Volvemos al Café Jardín. Dos hombres de guayabera hablan de lo difícil que es llevar a los hijos cuando están casados. El otro pinta óleo, le va muy bien en los USA. Le puse un negocio de asulejos de baño y allí se me tumbó el muy cabrón. Unas parejas bailan danzón en la calle ancha de la Bastida con la música de un pequeño radiocassette. Nos bebemos una cerveza en un bar de intelectuales mejicanos, Los Cuiles Café, donde se charla y se juega al ajedrez entre cuadros y una bandera republicana española. Lo dibujo sin convicción, porque sólo me llaman la atención el mosaico del suelo y las bovedillas del techo. Fuera del Zócalo, Oaxaca está matarile. En el hotel nos guardarán las mochilas mañana. Mientras escribo me acompañan una pequeñas cucarachas. No le digo nada a Beni. Pienso que en este país el presu del hotel no debería bajar de los trescientos pesos si uno no quiere pasar la noche de safari.

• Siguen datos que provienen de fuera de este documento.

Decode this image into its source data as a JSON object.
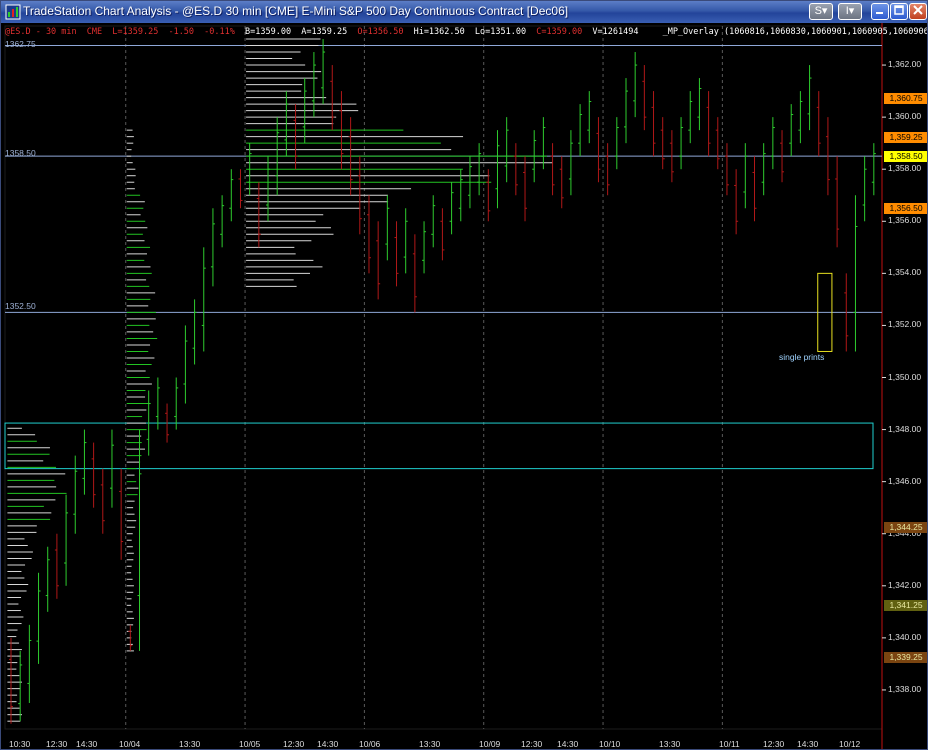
{
  "window": {
    "title": "TradeStation Chart Analysis - @ES.D  30 min  [CME] E-Mini S&P 500 Day Continuous Contract [Dec06]",
    "buttons": {
      "s_label": "S",
      "i_label": "I"
    }
  },
  "infobar": {
    "symbol": "@ES.D - 30 min",
    "exchange": "CME",
    "last": "L=1359.25",
    "change": "-1.50",
    "change_pct": "-0.11%",
    "bid": "B=1359.00",
    "ask": "A=1359.25",
    "open": "O=1356.50",
    "high": "Hi=1362.50",
    "low": "Lo=1351.00",
    "close": "C=1359.00",
    "volume": "V=1261494",
    "indicator": "_MP_Overlay  (1060816,1060830,1060901,1060905,1060906)"
  },
  "annotations": {
    "hline_labels": [
      "1362.75",
      "1358.50",
      "1352.50"
    ],
    "single_prints": "single prints"
  },
  "colors": {
    "up_bar": "#2ecc2e",
    "down_bar": "#b01818",
    "profile_gray": "#d8d8d8",
    "profile_green": "#22c422",
    "hline": "#8fa8d8",
    "box_cyan": "#1fcfcf",
    "box_yellow": "#e8e020",
    "tag_orange": "#ff8c00",
    "tag_yellow": "#ffff00",
    "tag_olive": "#606010",
    "tag_brown": "#7a4410"
  },
  "chart_data": {
    "type": "candlestick",
    "ylim": [
      1336.5,
      1363.5
    ],
    "y_ticks": [
      "1,362.00",
      "1,360.00",
      "1,358.00",
      "1,356.00",
      "1,354.00",
      "1,352.00",
      "1,350.00",
      "1,348.00",
      "1,346.00",
      "1,344.00",
      "1,342.00",
      "1,340.00",
      "1,338.00"
    ],
    "x_ticks": [
      "10:30",
      "12:30",
      "14:30",
      "10/04",
      "13:30",
      "10/05",
      "12:30",
      "14:30",
      "10/06",
      "13:30",
      "10/09",
      "12:30",
      "14:30",
      "10/10",
      "13:30",
      "10/11",
      "12:30",
      "14:30",
      "10/12"
    ],
    "day_separators": [
      "10/04",
      "10/05",
      "10/06",
      "10/09",
      "10/10",
      "10/11"
    ],
    "horizontal_lines": [
      1362.75,
      1358.5,
      1352.5
    ],
    "price_tags": [
      {
        "label": "1,360.75",
        "value": 1360.75,
        "color": "orange"
      },
      {
        "label": "1,359.25",
        "value": 1359.25,
        "color": "orange"
      },
      {
        "label": "1,358.50",
        "value": 1358.5,
        "color": "yellow"
      },
      {
        "label": "1,356.50",
        "value": 1356.5,
        "color": "orange"
      },
      {
        "label": "1,344.25",
        "value": 1344.25,
        "color": "brown"
      },
      {
        "label": "1,341.25",
        "value": 1341.25,
        "color": "olive"
      },
      {
        "label": "1,339.25",
        "value": 1339.25,
        "color": "brown"
      }
    ],
    "zones": [
      {
        "kind": "cyan",
        "y_low": 1346.5,
        "y_high": 1348.25,
        "bar_from": 0,
        "bar_to": 96
      },
      {
        "kind": "single-prints",
        "y_low": 1351.0,
        "y_high": 1354.0,
        "bar_from": 88,
        "bar_to": 89
      }
    ],
    "bars": [
      {
        "h": 1340,
        "l": 1336.7,
        "d": -1
      },
      {
        "h": 1339.5,
        "l": 1336.8,
        "d": 1
      },
      {
        "h": 1340.5,
        "l": 1337.5,
        "d": 1
      },
      {
        "h": 1342.5,
        "l": 1339,
        "d": 1
      },
      {
        "h": 1343.5,
        "l": 1341,
        "d": 1
      },
      {
        "h": 1344,
        "l": 1341.5,
        "d": -1
      },
      {
        "h": 1345.5,
        "l": 1342,
        "d": 1
      },
      {
        "h": 1347,
        "l": 1344,
        "d": 1
      },
      {
        "h": 1348,
        "l": 1345.5,
        "d": 1
      },
      {
        "h": 1347.5,
        "l": 1345,
        "d": -1
      },
      {
        "h": 1346.5,
        "l": 1344,
        "d": -1
      },
      {
        "h": 1348,
        "l": 1345,
        "d": 1
      },
      {
        "h": 1346.5,
        "l": 1343,
        "d": -1
      },
      {
        "h": 1340.5,
        "l": 1339.5,
        "d": -1
      },
      {
        "h": 1348,
        "l": 1339.5,
        "d": 1
      },
      {
        "h": 1349.5,
        "l": 1347,
        "d": 1
      },
      {
        "h": 1350,
        "l": 1348,
        "d": 1
      },
      {
        "h": 1349,
        "l": 1347.5,
        "d": -1
      },
      {
        "h": 1350,
        "l": 1348,
        "d": 1
      },
      {
        "h": 1352,
        "l": 1349,
        "d": 1
      },
      {
        "h": 1353,
        "l": 1350.5,
        "d": 1
      },
      {
        "h": 1355,
        "l": 1351,
        "d": 1
      },
      {
        "h": 1356.5,
        "l": 1353.5,
        "d": 1
      },
      {
        "h": 1357,
        "l": 1355,
        "d": 1
      },
      {
        "h": 1358,
        "l": 1356,
        "d": 1
      },
      {
        "h": 1358,
        "l": 1356.5,
        "d": -1
      },
      {
        "h": 1359,
        "l": 1357,
        "d": 1
      },
      {
        "h": 1357.5,
        "l": 1355,
        "d": -1
      },
      {
        "h": 1358.5,
        "l": 1356,
        "d": 1
      },
      {
        "h": 1360,
        "l": 1357,
        "d": 1
      },
      {
        "h": 1361,
        "l": 1358.5,
        "d": 1
      },
      {
        "h": 1360.5,
        "l": 1358,
        "d": -1
      },
      {
        "h": 1361.5,
        "l": 1359,
        "d": 1
      },
      {
        "h": 1362.5,
        "l": 1360,
        "d": 1
      },
      {
        "h": 1363,
        "l": 1360.5,
        "d": 1
      },
      {
        "h": 1362,
        "l": 1359.5,
        "d": -1
      },
      {
        "h": 1361,
        "l": 1358,
        "d": -1
      },
      {
        "h": 1360,
        "l": 1357,
        "d": -1
      },
      {
        "h": 1358.5,
        "l": 1355.5,
        "d": -1
      },
      {
        "h": 1357,
        "l": 1354,
        "d": -1
      },
      {
        "h": 1356,
        "l": 1353,
        "d": -1
      },
      {
        "h": 1357,
        "l": 1354.5,
        "d": 1
      },
      {
        "h": 1356,
        "l": 1353.5,
        "d": -1
      },
      {
        "h": 1356.5,
        "l": 1354,
        "d": 1
      },
      {
        "h": 1355.5,
        "l": 1352.5,
        "d": -1
      },
      {
        "h": 1356,
        "l": 1354,
        "d": 1
      },
      {
        "h": 1357,
        "l": 1355,
        "d": 1
      },
      {
        "h": 1356.5,
        "l": 1354.5,
        "d": -1
      },
      {
        "h": 1357.5,
        "l": 1355.5,
        "d": 1
      },
      {
        "h": 1358,
        "l": 1356,
        "d": 1
      },
      {
        "h": 1358.5,
        "l": 1356.5,
        "d": 1
      },
      {
        "h": 1359,
        "l": 1357,
        "d": 1
      },
      {
        "h": 1358,
        "l": 1356,
        "d": -1
      },
      {
        "h": 1359.5,
        "l": 1356.5,
        "d": 1
      },
      {
        "h": 1360,
        "l": 1357.5,
        "d": 1
      },
      {
        "h": 1359,
        "l": 1357,
        "d": -1
      },
      {
        "h": 1358.5,
        "l": 1356,
        "d": -1
      },
      {
        "h": 1359.5,
        "l": 1357.5,
        "d": 1
      },
      {
        "h": 1360,
        "l": 1358,
        "d": 1
      },
      {
        "h": 1359,
        "l": 1357,
        "d": -1
      },
      {
        "h": 1358.5,
        "l": 1356.5,
        "d": -1
      },
      {
        "h": 1359.5,
        "l": 1357,
        "d": 1
      },
      {
        "h": 1360.5,
        "l": 1358.5,
        "d": 1
      },
      {
        "h": 1361,
        "l": 1359,
        "d": 1
      },
      {
        "h": 1360,
        "l": 1357.5,
        "d": -1
      },
      {
        "h": 1359,
        "l": 1357,
        "d": -1
      },
      {
        "h": 1360,
        "l": 1358,
        "d": 1
      },
      {
        "h": 1361.5,
        "l": 1359,
        "d": 1
      },
      {
        "h": 1362.5,
        "l": 1360,
        "d": 1
      },
      {
        "h": 1362,
        "l": 1359.5,
        "d": -1
      },
      {
        "h": 1361,
        "l": 1358.5,
        "d": -1
      },
      {
        "h": 1360,
        "l": 1358,
        "d": -1
      },
      {
        "h": 1359.5,
        "l": 1357.5,
        "d": -1
      },
      {
        "h": 1360,
        "l": 1358,
        "d": 1
      },
      {
        "h": 1361,
        "l": 1359,
        "d": 1
      },
      {
        "h": 1361.5,
        "l": 1359.5,
        "d": 1
      },
      {
        "h": 1361,
        "l": 1358.5,
        "d": -1
      },
      {
        "h": 1360,
        "l": 1358,
        "d": -1
      },
      {
        "h": 1359,
        "l": 1357,
        "d": -1
      },
      {
        "h": 1358,
        "l": 1355.5,
        "d": -1
      },
      {
        "h": 1359,
        "l": 1356.5,
        "d": 1
      },
      {
        "h": 1358.5,
        "l": 1356,
        "d": -1
      },
      {
        "h": 1359,
        "l": 1357,
        "d": 1
      },
      {
        "h": 1360,
        "l": 1358,
        "d": 1
      },
      {
        "h": 1359.5,
        "l": 1357.5,
        "d": -1
      },
      {
        "h": 1360.5,
        "l": 1358.5,
        "d": 1
      },
      {
        "h": 1361,
        "l": 1359,
        "d": 1
      },
      {
        "h": 1362,
        "l": 1359.5,
        "d": 1
      },
      {
        "h": 1361,
        "l": 1358.5,
        "d": -1
      },
      {
        "h": 1360,
        "l": 1357,
        "d": -1
      },
      {
        "h": 1358.5,
        "l": 1355,
        "d": -1
      },
      {
        "h": 1354,
        "l": 1351,
        "d": -1
      },
      {
        "h": 1357,
        "l": 1351,
        "d": 1
      },
      {
        "h": 1358.5,
        "l": 1356,
        "d": 1
      },
      {
        "h": 1359,
        "l": 1357,
        "d": 1
      }
    ],
    "profiles": [
      {
        "x_bar": 0,
        "y_low": 1336.8,
        "y_high": 1348.2,
        "dense_low": 1344.0,
        "dense_high": 1347.8,
        "max_len": 65,
        "green_low": 1344.5,
        "green_high": 1347.6
      },
      {
        "x_bar": 13,
        "y_low": 1339.5,
        "y_high": 1359.5,
        "dense_low": 1347.0,
        "dense_high": 1357.0,
        "max_len": 32,
        "green_low": 1345.2,
        "green_high": 1357.2
      },
      {
        "x_bar": 26,
        "y_low": 1353.5,
        "y_high": 1363.2,
        "dense_low": 1357.0,
        "dense_high": 1359.5,
        "max_len": 340,
        "green_low": 1357.2,
        "green_high": 1359.8
      }
    ]
  }
}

domingo, 30 de septiembre de 2012
en oaxaca
A la terminal de autobuses vuelven los jóvenes hasta arriba de barro, han estado de farra toda la lluviosa noche. Algunos se duermen en la combi con una manta sobre los hombros. Huele a chocolate humeante y voceado por señoras gordas que lo remueven con un palo. Cuatro horas de viaje a Oaxaca, me dice la guapota de la ventanilla. El conductor de la combi de vuelta hace manitas con su novia. Cinco de Mayo está vacía. Desayunamos con un niño de cinco años más listo que el hambre.

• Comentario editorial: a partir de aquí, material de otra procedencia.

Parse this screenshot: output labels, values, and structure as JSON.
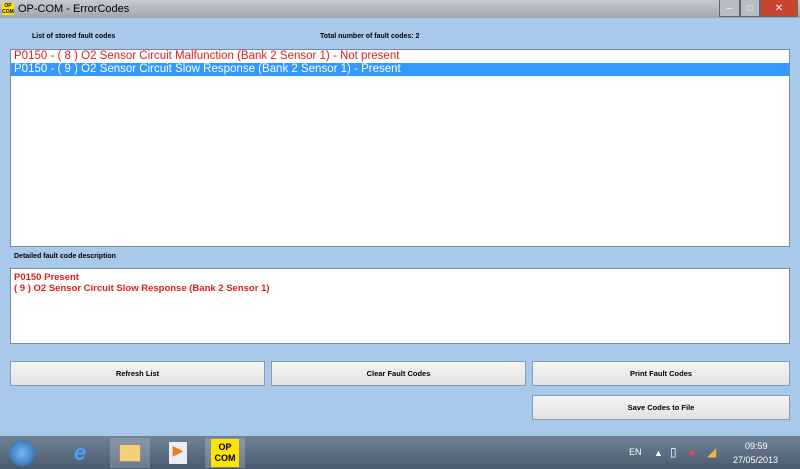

Cruzamos montañas y caminos llenos de agua. Los niños se asoman para ver el autobús. Oaxaca aparece entre montañas. Un taxi nos lleva al Hotel Emperador. Comemos en un comedor popular por 25 pesos, sopa de arroz, pollo en salsa de verduras, calabacín y chile con nata, bien. El zócalo es un jardín rodeado de soportales donde revolotean niños vendedores entre mucha gente. Vemos el Museo de Arte Contemporáneo, una casa preciosa encalada de blanco alrededor de dos patios. Más bien una exposición que un museo. Santo Domingo nos abofetea con su desmesura, sin un milímetro libre del pan de oro. Afuera llueve. Todo el mundo se resguarda excepto esos estúpidos escolares que bajan la bandera tocando un tambor y una trompeta. Corremos bajo el paraguas a los soportales del zoco y nos sentamos en una mesa de madera junto a los fantasmas de Alfonso e Isabel. Una niña india muy simpática nos pone unos cafés mientras se asoma a mi cuaderno y otros niños llenan el aire de pompas de jabón. Uno de ellos lleva un personaje de unos dibujos animados muy populares llamado Bob Esponja, una esponja de baño que vive en el mar y usa vaqueros. Paula nos quiere vender bollitos, dejo que dibuje en mi cuaderno y le prometo que le daré color.
Bebo mezcal en La casa del mezcal, frente al mercado municipal. Grupos de jóvenes con chicas. Camino del hotel, alguien supertomado necesita platicar. Le di el dinero a mi mujer y se fue, dice. Al volver hoy, no había nadie en casa. Nos sigue hasta la puerta. Le digo que tome el fresco y un buen café solo. Mañana estaré mejor. Le doy la mano. Es un cuate inofensivo, pero con una tajada de campeonato y un drama por escribir.